The question Pastor Matt left us with is this, “How do you see people ‘unbinding’ each other in this time?” How are people showing compassion to one another? And I interpret to myself, how I am unbinding people during this difficult period? I am not sure I have a very good answer here. I am not sure who I am unbinding. I am not sure if I am unbinding. I will just have to sit with that question.

One last thought. Author, historian, and activist Rebecca Solnit writes this:

When all the ordinary divides and patterns are shattered, people step up—not all, but the great preponderance—to become their brothers’ keepers. And that purposefulness and connectedness brings joy even amidst death, chaos, fear and loss. (from Rebecca Solnit, A Paradise Built in Hell: The Extraordinary Communities That Arise in Disaster)

Solnit has done a lot of thinking about what disaster and shared catastrophe does to us. I actually believe what she says here. I am just not sure I have really been my brother’s keeper. I am not sure I have yet reached that level of kindness—at least today.

Spiritual Practice: Act Locally

Small steps. Concrete acts. Even in the midst of my confusion I know that this is where good things emerge and where people make a difference. 

One story. An article from Friday’s Sacramento Bee: “With dining rooms closed, high-end restaurants are banding together to feed the needy.” It is no secret that Sacramento has become a kind of “Foodie” city.

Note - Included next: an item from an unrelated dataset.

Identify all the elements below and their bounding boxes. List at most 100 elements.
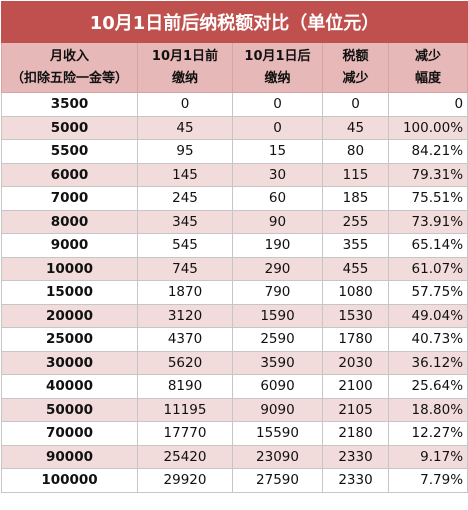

If you live in Sacramento county it is hard to avoid hearing the phrase “farm-to-fork.” But what touched me was that in this midst of all we are going though, several restaurant owners that you might think would only be concerned with business survival are actually directing their concern to folks who might never be able to afford to eat in one of their establishments. (Pastor Matt of The Table talked about this in his sermon.)

The article tells us:

Allora, Camden Spit + Larder, Canon, Binchoyaki and Mulvaney’s B&L will assemble a combined 2,000 food kits per week starting Tuesday, nearly half of which will feed seniors in 11 Sacramento Housing and Redevelopment Agency apartment buildings…Family Meal fulfills three needs…Several small area farmers who sell primarily to restaurants have suddenly found their main clients don’t need much product; having a revenue stream and a place to offload that produce, dairy and meat helps ensure the farms will still be around once restaurants fully reopen…Some participating restaurants are paying their employees to assemble the kits, while others rely on a few volunteer staff members. Either way provides a sense of normalcy and something to do…Add in the benefit of feeding the hungry…

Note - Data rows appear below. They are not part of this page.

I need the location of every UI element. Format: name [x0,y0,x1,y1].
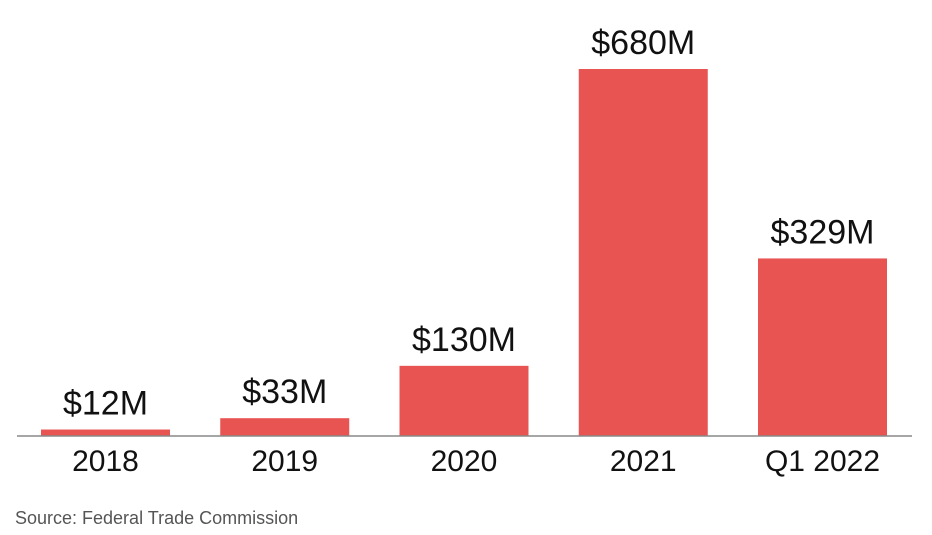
bar-q1-2022 [758,258,887,436]
data-label-2020: $130M [412,321,516,359]
x-tick-label-2020: 2020 [431,445,498,478]
data-label-2021: $680M [591,24,695,62]
bar-chart: $12M $33M $130M $680M $329M 2018 2019 2020 2021… [17,24,912,478]
bars-group [41,69,887,436]
x-tick-label-2019: 2019 [251,445,318,478]
bar-2020 [399,365,529,436]
bar-2018 [41,429,170,436]
x-tick-label-2018: 2018 [72,445,139,478]
source-note: Source: Federal Trade Commission [15,508,299,528]
data-label-q1-2022: $329M [771,213,875,251]
x-tick-labels-group: 2018 2019 2020 2021 Q1 2022 [72,445,880,478]
bar-labels-group: $12M $33M $130M $680M $329M [63,24,875,423]
bar-2019 [220,418,350,436]
data-label-2019: $33M [242,373,327,411]
bar-2021 [578,69,708,436]
x-tick-label-q1-2022: Q1 2022 [765,445,880,478]
data-label-2018: $12M [63,385,148,423]
x-tick-label-2021: 2021 [610,445,677,478]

People have compassion, people have creativity, and people find ways to use those qualities in their own neighborhoods. Spiritual practice is always local. There is no loving people in general. There is only caring for the woman, man, or child next to you. I am grateful for those who do not overlook a neighbor.

One thought on “Finding Kindness Along the Way (Part 5) How Can I Show Compassion Today?

  1. Thank you Jim….we are all at a loss when asking what more we can do. Just this sharing helps makes my day better…sometimes it’s tragedies/threats that are needed to bring people together. I appreciate your thoughtful commentaries.